Sunday, March 8, 2009

#7: Read Brave New World (wherein the author blows her mind)



Nate has been on my case to read Aldous Huxley's "Doors of Perception" for quite some time, ever since he read it while writing his honours' paper last year and found it unbelievably profound and mind-altering.

I had tried to get a copy for myself in the summer, but when Chapters didn't have it in stock, I picked up Huxley's "Brave New World" instead, thinking it would be a good primer for "Doors".

It took me quite a while to get into, as I started and stopped reading it several times since then. But last week I decided to push myself and finally finish it (a clear influence of having this list, as I was driven mostly by wanting to find something easy to 'cross off').

I am so glad that I did. I don't think I have finished fully processing it yet, as there have been several times in the last week where I suddenly have a new thought or realization about the book's meaning.

But this is a truly staggeringly good book. Peeling back the onion-layers of its meaning, I find myself thinking and feeling about the various connections it has produced within my mind, as I find the articulation of thoughts that I have never myself been able to put into words.

The most obvious of these are the book's thoughts and implications about religion versus sprituality, and the human soul's need for a God. Huxley is able to so indirectly and without the usual self-consciousness of these type of futuristic, apocalyptic novels, make such piercingly honest statements about spirituality.
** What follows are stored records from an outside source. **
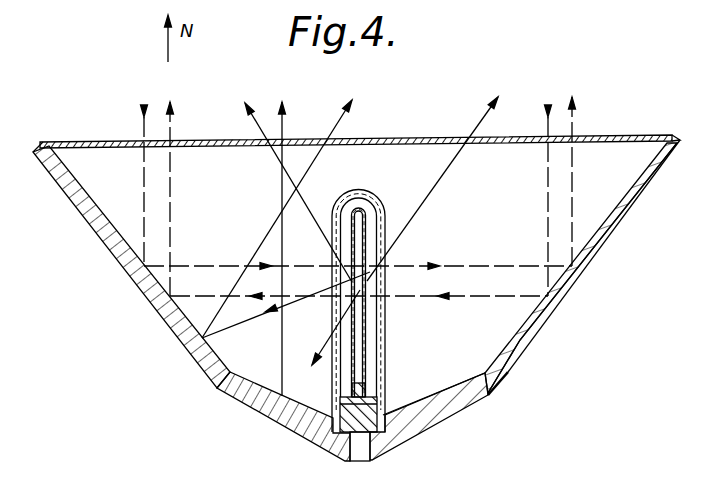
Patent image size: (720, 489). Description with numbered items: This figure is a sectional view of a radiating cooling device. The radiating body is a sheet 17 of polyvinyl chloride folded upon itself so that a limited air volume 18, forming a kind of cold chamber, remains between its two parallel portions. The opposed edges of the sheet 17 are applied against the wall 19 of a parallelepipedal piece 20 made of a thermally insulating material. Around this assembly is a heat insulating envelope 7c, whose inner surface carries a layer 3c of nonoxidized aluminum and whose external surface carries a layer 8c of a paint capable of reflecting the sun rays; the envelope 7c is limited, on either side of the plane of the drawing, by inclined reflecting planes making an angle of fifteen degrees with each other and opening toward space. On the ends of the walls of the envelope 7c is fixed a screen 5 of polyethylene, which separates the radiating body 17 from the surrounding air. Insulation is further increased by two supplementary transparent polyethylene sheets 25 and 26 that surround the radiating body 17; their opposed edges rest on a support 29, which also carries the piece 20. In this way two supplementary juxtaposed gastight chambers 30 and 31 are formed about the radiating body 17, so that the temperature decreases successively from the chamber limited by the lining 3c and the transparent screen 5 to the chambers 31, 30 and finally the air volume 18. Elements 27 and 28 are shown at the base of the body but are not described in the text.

The screen 5 is at (388, 143).
The sheet 17 is at (358, 208).
The sheet 25 is at (334, 207).
The sheet 26 is at (383, 211).
The gastight chamber 30 is at (366, 224).
The gastight chamber 31 is at (385, 237).
The air volume 18 is at (385, 315).
The wall 19 is at (384, 374).
The parallelepipedal piece 20 is at (352, 388).
The closure plate 27 is at (385, 396).
The socket block 28 is at (338, 407).
The support 29 is at (345, 428).
The layer of nonoxidized aluminum 3c is at (518, 338).
The heat insulating envelope 7c is at (461, 392).
The layer of paint 8c is at (539, 333).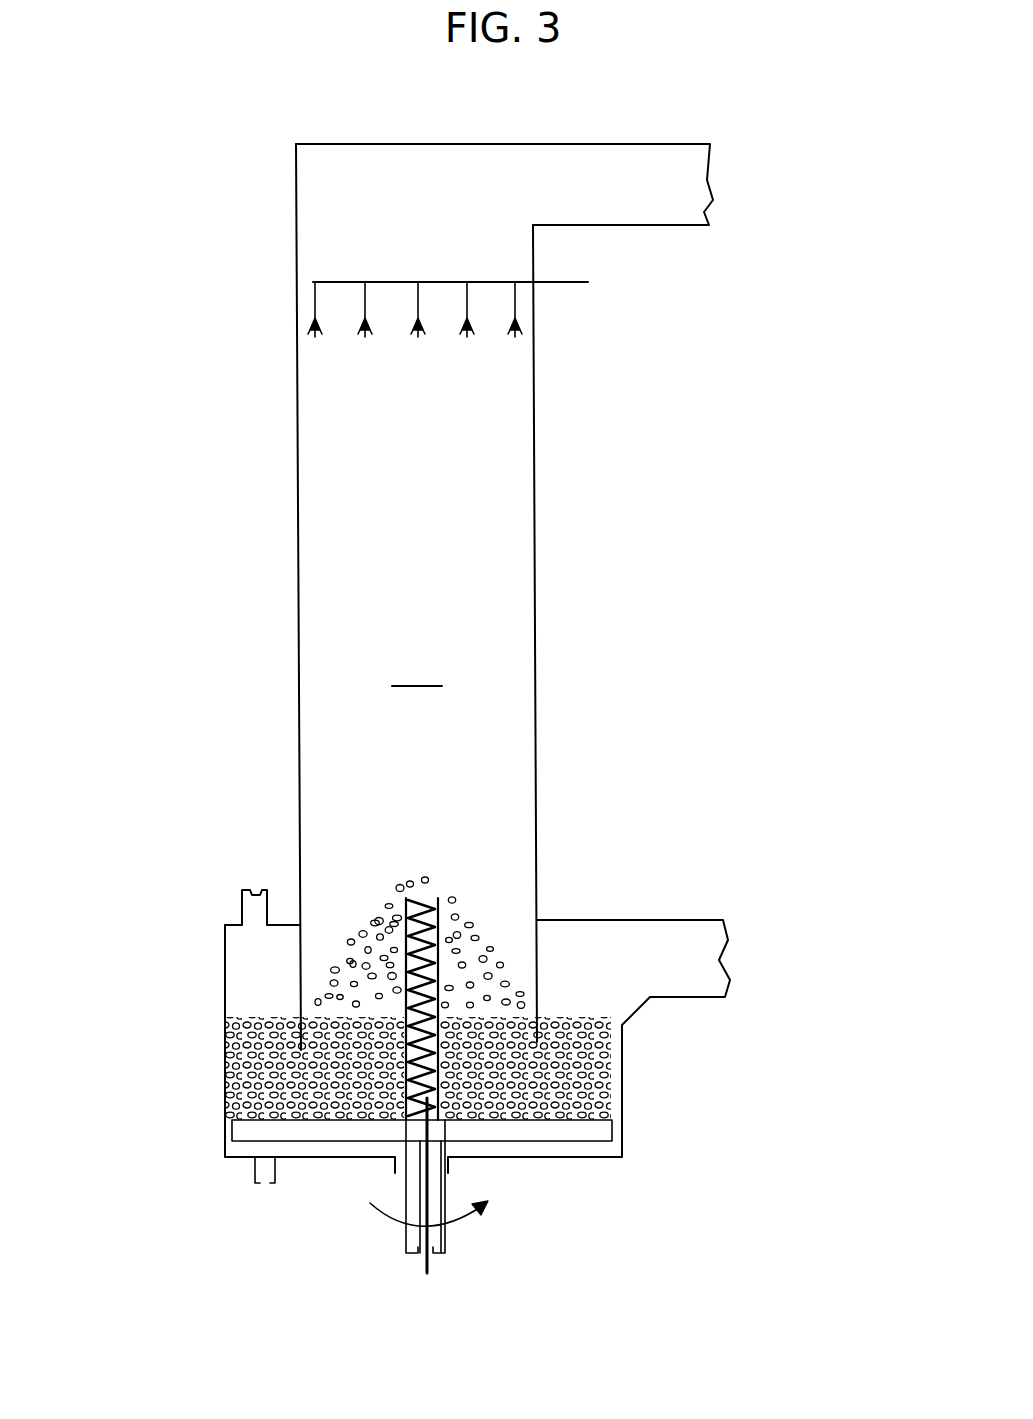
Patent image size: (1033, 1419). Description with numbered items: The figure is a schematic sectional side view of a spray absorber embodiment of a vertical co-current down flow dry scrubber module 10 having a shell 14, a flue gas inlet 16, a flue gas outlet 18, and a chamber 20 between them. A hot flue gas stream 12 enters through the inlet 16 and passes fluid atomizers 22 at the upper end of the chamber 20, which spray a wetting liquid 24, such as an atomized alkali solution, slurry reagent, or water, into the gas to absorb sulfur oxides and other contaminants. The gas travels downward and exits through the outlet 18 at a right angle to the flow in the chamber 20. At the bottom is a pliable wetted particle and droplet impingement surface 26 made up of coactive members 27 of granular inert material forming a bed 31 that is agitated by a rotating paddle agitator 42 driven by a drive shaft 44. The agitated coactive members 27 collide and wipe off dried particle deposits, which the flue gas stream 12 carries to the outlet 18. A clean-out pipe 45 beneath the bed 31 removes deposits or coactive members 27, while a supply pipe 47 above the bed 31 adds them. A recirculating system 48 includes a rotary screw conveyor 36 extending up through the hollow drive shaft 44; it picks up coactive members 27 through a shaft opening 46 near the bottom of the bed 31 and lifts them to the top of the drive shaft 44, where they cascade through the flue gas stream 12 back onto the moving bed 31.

The dry scrubber module 10 is at (582, 546).
The flue gas stream 12 is at (602, 190).
The shell 14 is at (290, 573).
The flue gas inlet 16 is at (660, 228).
The flue gas outlet 18 is at (707, 1005).
The chamber 20 is at (417, 668).
The fluid atomizers 22 is at (437, 267).
The wetting liquid 24 is at (410, 343).
The pliable wetted particle and droplet impingement surface 26 is at (417, 862).
The coactive members 27 is at (478, 897).
The bed 31 is at (218, 1049).
The rotary screw conveyor 36 is at (416, 898).
The rotating paddle agitator 42 is at (247, 1137).
The drive shaft 44 is at (455, 1245).
The clean-out pipe 45 is at (256, 1185).
The opening 46 is at (440, 1098).
The supply pipe 47 is at (250, 882).
The recirculating system 48 is at (650, 1088).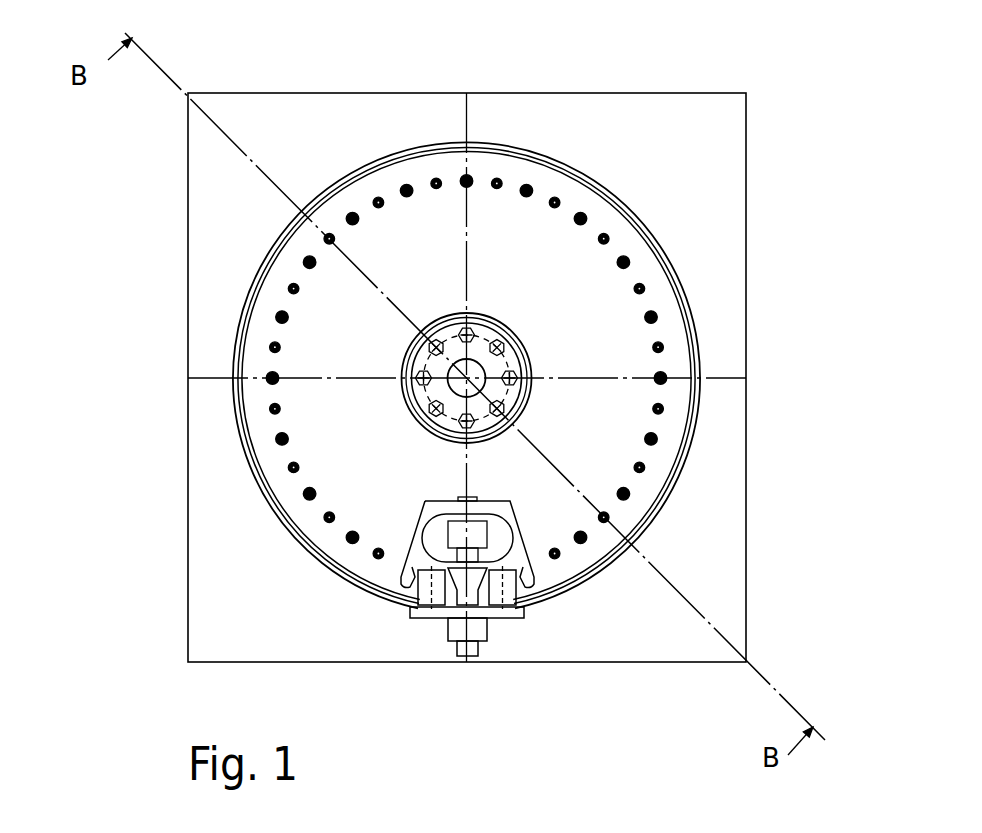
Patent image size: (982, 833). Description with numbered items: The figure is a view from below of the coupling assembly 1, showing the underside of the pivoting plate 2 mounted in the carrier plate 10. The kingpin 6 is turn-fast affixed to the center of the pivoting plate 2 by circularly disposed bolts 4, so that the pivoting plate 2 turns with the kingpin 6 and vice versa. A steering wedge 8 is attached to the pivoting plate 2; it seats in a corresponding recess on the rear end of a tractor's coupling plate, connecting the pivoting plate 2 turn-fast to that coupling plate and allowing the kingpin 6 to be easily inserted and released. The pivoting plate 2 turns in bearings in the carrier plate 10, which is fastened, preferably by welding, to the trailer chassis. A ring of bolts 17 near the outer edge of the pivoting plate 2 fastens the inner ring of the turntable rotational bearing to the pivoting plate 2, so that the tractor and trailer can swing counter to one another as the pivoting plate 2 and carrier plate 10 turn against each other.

The coupling assembly 1 is at (643, 71).
The pivoting plate 2 is at (607, 288).
The bolts 4 is at (513, 372).
The kingpin 6 is at (472, 383).
The steering wedge 8 is at (530, 592).
The carrier plate 10 is at (726, 603).
The bolts 17 is at (308, 495).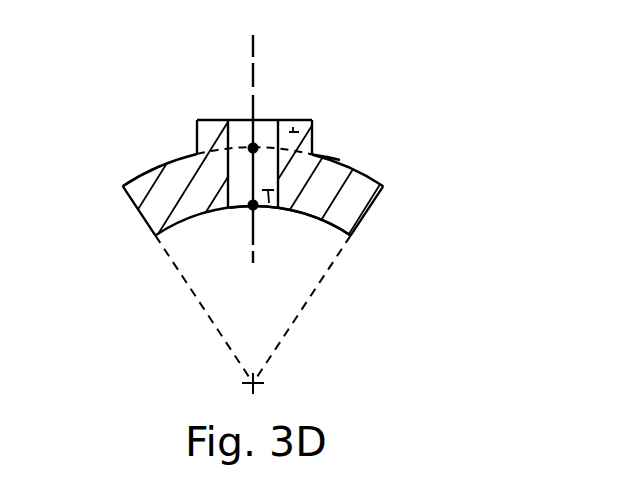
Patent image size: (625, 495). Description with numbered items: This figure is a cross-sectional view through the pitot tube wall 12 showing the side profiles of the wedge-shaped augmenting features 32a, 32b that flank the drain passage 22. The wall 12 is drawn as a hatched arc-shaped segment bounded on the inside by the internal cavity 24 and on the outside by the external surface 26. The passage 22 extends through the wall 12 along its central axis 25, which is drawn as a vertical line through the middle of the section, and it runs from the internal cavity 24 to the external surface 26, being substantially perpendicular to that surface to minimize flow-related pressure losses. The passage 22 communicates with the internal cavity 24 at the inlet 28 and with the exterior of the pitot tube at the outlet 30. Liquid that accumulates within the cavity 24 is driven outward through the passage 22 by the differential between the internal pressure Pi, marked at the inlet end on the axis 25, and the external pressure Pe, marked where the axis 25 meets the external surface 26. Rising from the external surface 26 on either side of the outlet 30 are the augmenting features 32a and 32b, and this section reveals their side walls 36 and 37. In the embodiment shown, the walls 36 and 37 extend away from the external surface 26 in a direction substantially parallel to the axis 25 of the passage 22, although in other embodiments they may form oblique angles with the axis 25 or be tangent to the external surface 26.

The wall 12 is at (395, 163).
The passage 22 is at (268, 208).
The internal cavity 24 is at (261, 323).
The central axis 25 is at (256, 55).
The external surface 26 is at (145, 177).
The inlet 28 is at (266, 226).
The outlet 30 is at (235, 95).
The augmenting feature 32a is at (312, 140).
The augmenting feature 32b is at (297, 130).
The side wall 36 is at (312, 149).
The side wall 37 is at (195, 141).
The external pressure Pe is at (256, 147).
The internal pressure Pi is at (249, 209).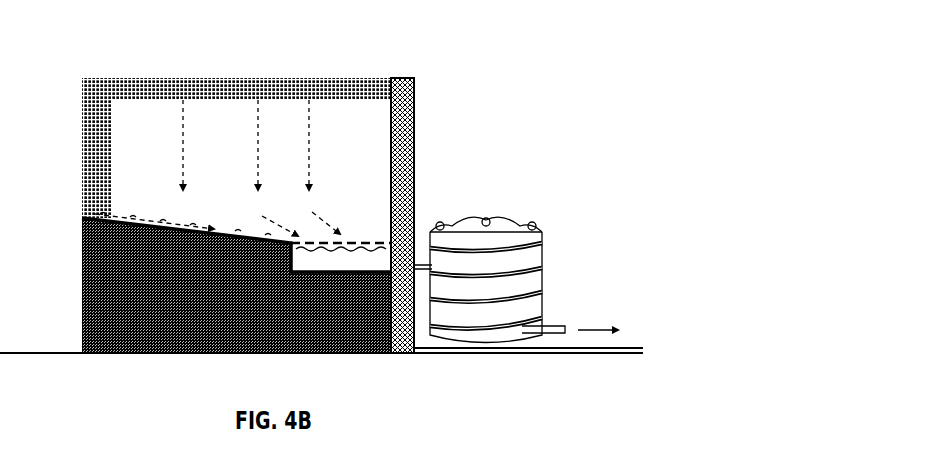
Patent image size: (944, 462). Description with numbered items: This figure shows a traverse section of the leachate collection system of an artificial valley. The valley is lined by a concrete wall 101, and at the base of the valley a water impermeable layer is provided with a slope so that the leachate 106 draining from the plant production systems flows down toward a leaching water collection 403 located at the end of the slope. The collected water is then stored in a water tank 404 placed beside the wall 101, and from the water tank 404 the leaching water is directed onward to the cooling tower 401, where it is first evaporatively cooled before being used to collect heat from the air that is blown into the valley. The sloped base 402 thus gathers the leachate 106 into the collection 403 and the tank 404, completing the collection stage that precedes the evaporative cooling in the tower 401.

The concrete wall 101 is at (402, 72).
The leachate 106 is at (311, 136).
The cooling tower 401 is at (590, 328).
The sloped ground surface 402 is at (82, 217).
The leaching water collection 403 is at (374, 256).
The water tank 404 is at (525, 292).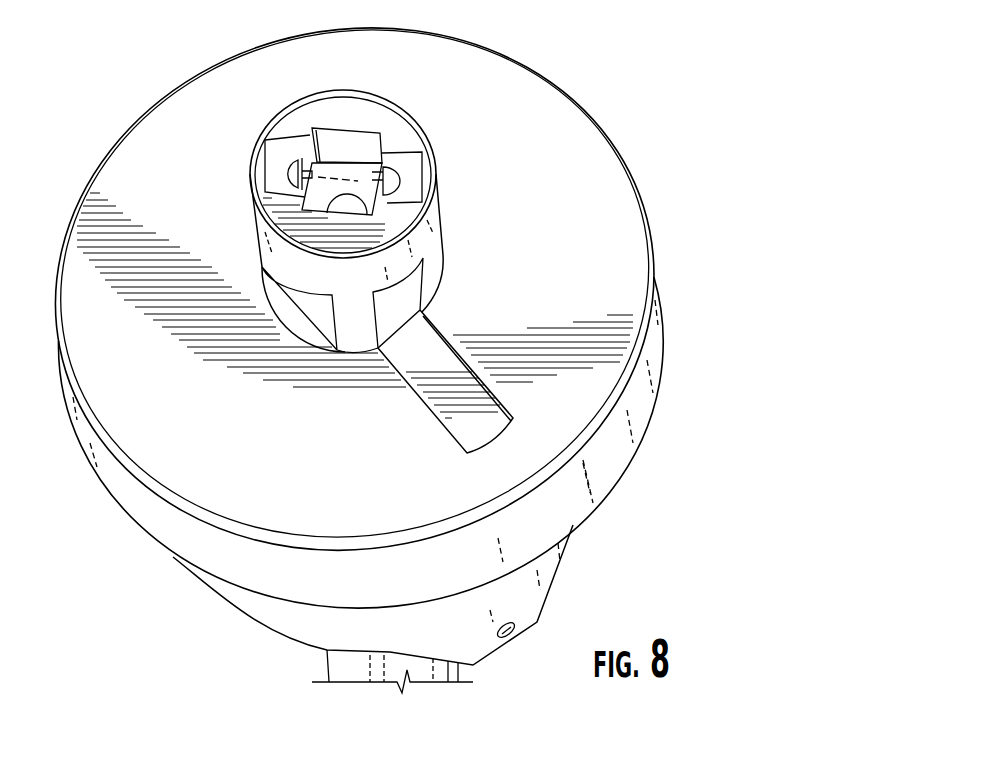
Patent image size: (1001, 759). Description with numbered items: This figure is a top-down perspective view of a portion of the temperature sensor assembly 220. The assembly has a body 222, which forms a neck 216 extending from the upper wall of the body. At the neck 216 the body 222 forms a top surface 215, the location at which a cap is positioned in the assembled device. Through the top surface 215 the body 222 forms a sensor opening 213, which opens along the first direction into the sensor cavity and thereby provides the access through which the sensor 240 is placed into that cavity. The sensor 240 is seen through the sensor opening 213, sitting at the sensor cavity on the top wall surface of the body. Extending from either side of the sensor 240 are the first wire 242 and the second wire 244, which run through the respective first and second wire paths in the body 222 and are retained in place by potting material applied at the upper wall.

The sensor assembly 220 is at (668, 88).
The body 222 is at (607, 240).
The neck 216 is at (268, 240).
The top surface 215 is at (341, 95).
The sensor opening 213 is at (327, 128).
The sensor 240 is at (343, 173).
The first wire 242 is at (280, 177).
The second wire 244 is at (397, 187).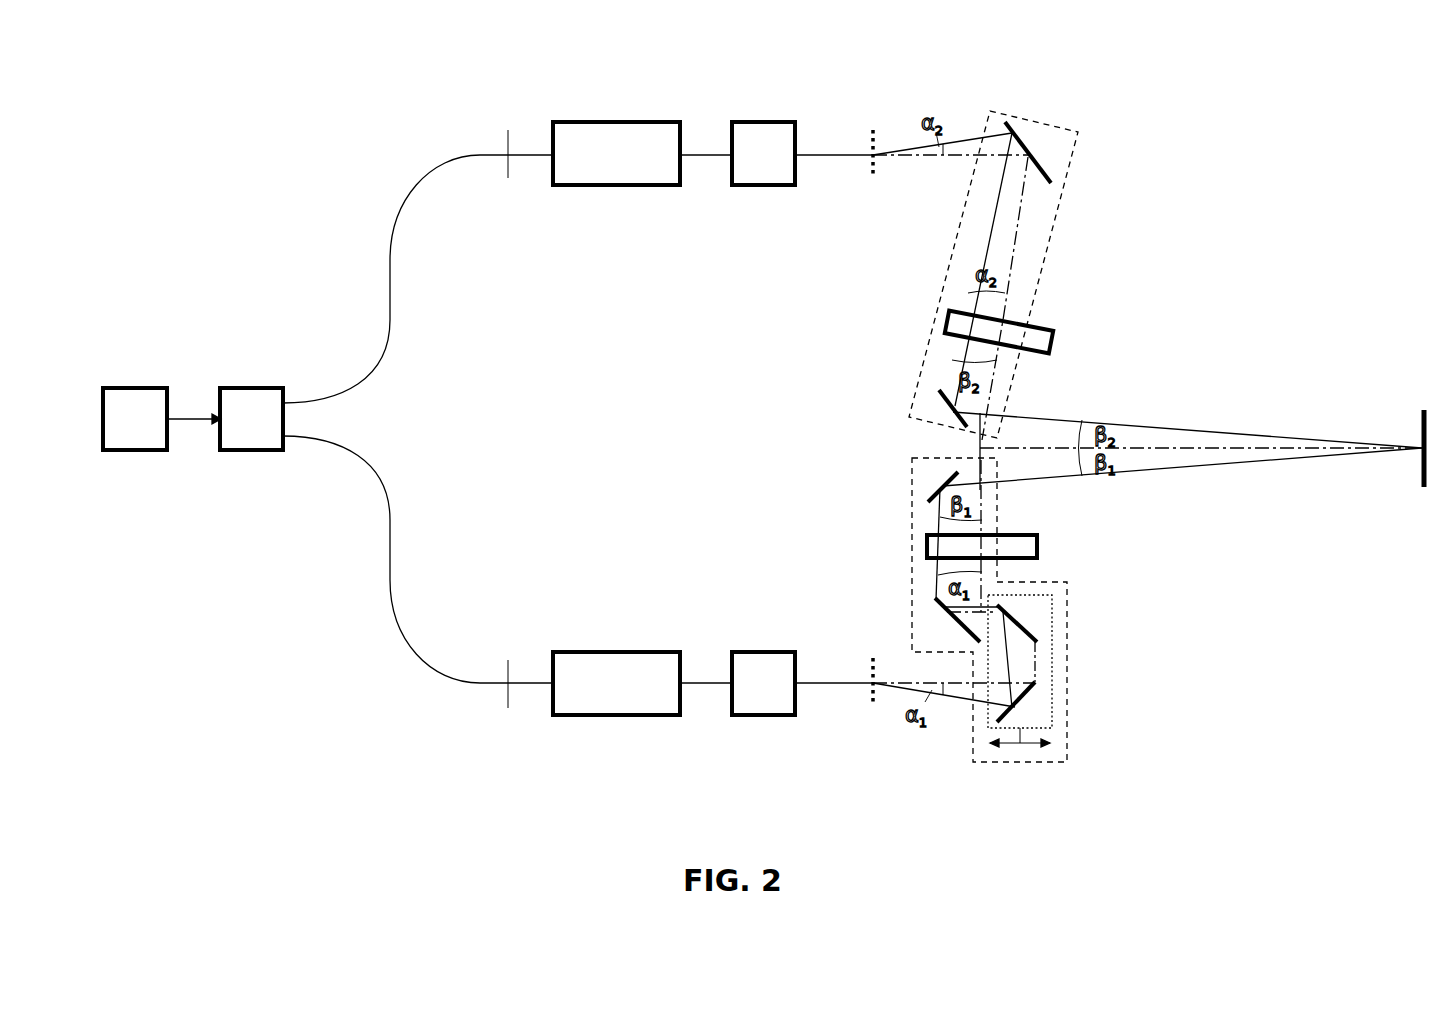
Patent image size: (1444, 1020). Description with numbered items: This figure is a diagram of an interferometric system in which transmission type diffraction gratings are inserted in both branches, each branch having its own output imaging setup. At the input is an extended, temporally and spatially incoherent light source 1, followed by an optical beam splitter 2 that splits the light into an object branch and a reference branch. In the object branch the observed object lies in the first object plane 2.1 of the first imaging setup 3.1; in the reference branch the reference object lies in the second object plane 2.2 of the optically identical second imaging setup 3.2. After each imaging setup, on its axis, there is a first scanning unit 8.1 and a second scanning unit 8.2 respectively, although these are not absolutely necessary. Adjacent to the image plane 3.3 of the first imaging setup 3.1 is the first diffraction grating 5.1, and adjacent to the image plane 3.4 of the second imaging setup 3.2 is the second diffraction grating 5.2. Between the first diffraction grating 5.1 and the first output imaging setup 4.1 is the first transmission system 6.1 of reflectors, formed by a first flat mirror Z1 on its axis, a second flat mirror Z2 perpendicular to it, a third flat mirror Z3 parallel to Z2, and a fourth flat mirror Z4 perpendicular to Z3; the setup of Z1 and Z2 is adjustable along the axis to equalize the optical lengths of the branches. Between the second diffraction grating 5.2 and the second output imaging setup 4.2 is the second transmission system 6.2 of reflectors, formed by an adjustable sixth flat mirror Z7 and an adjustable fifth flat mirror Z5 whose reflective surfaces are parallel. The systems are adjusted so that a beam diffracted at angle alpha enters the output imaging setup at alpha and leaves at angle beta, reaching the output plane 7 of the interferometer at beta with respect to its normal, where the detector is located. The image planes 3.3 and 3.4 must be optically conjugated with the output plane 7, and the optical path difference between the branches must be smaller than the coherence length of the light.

The light source 1 is at (118, 386).
The optical beam splitter 2 is at (237, 386).
The first object plane 2.1 is at (509, 710).
The second object plane 2.2 is at (509, 128).
The first imaging setup 3.1 is at (609, 716).
The second imaging setup 3.2 is at (609, 121).
The image plane of the first imaging setup 3.3 is at (878, 710).
The image plane of the second imaging setup 3.4 is at (878, 130).
The first output imaging setup 4.1 is at (1040, 549).
The second output imaging setup 4.2 is at (1056, 340).
The first diffraction grating 5.1 is at (868, 700).
The second diffraction grating 5.2 is at (868, 142).
The first transmission system of reflectors 6.1 is at (1070, 604).
The second transmission system of reflectors 6.2 is at (1042, 265).
The output plane 7 is at (1422, 408).
The first scanning unit 8.1 is at (757, 716).
The second scanning unit 8.2 is at (757, 121).
The first flat mirror Z1 is at (1025, 700).
The second flat mirror Z2 is at (1025, 627).
The third flat mirror Z3 is at (938, 608).
The fourth flat mirror Z4 is at (930, 490).
The fifth flat mirror Z5 is at (940, 396).
The sixth flat mirror Z7 is at (1048, 174).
One passage that almost literally knocked the wind out of me when I first read it was this:

"They say that it is the fear of death and of what comes after death that makes men turn to religion as they advance in years. But my own experience has given me the conviction that, quite apart from any such terrors or imaginings, the religious sentiment tends to develop as we grow older; to develop because, as the passions grow calm, as the fancy and sensibilities are less excited and less excitable, our reason becomes less troubled in its working, less obscured by the images, desires and distractions, in which it used to be absorbed; whereupon God emerges as from behind a cloud; our soul feels, sees, turns towards the source of all light; turns naturally and inevitably; for now that all that gave to the world of sensations its life and charms has begun to leak away from us, now that phenomenal existence is no more bolstered up by impressions from within or from without, we feel the need to lean on something that abides, something that will never play us false–a reality, an absolute and everlasting truth. Yes, we inevitably turn to God; for this religious sentiment is of its nature so pure, so delightful to the soul that experiences it, that it makes up to us for all our other losses."

If I'm not mistaken, the above passage was actually written by Cardinal Newman, and not Huxley. But the passage is so much more brilliantly underscored and heightened in its meaning by Huxley's narrative around it. The world that he creates, and its similarities and differences from our own, makes such a fertile ground for proving and disproving so many of our conceptions of God, spirituality, religion, love, society and government.

I can't imagine why this book is used in high-school curriculum though. I don't think I can truly appreciate its various messages at age 23 and after having already wrestled with some of these issues on my own; I can't imagine many 17 year olds who would do better.

I'd love to hear comments from anyone else who has read the book; as I said, I feel there's still a lot that I need to 'work through' in its meaning, and would love to hear others' takes on it.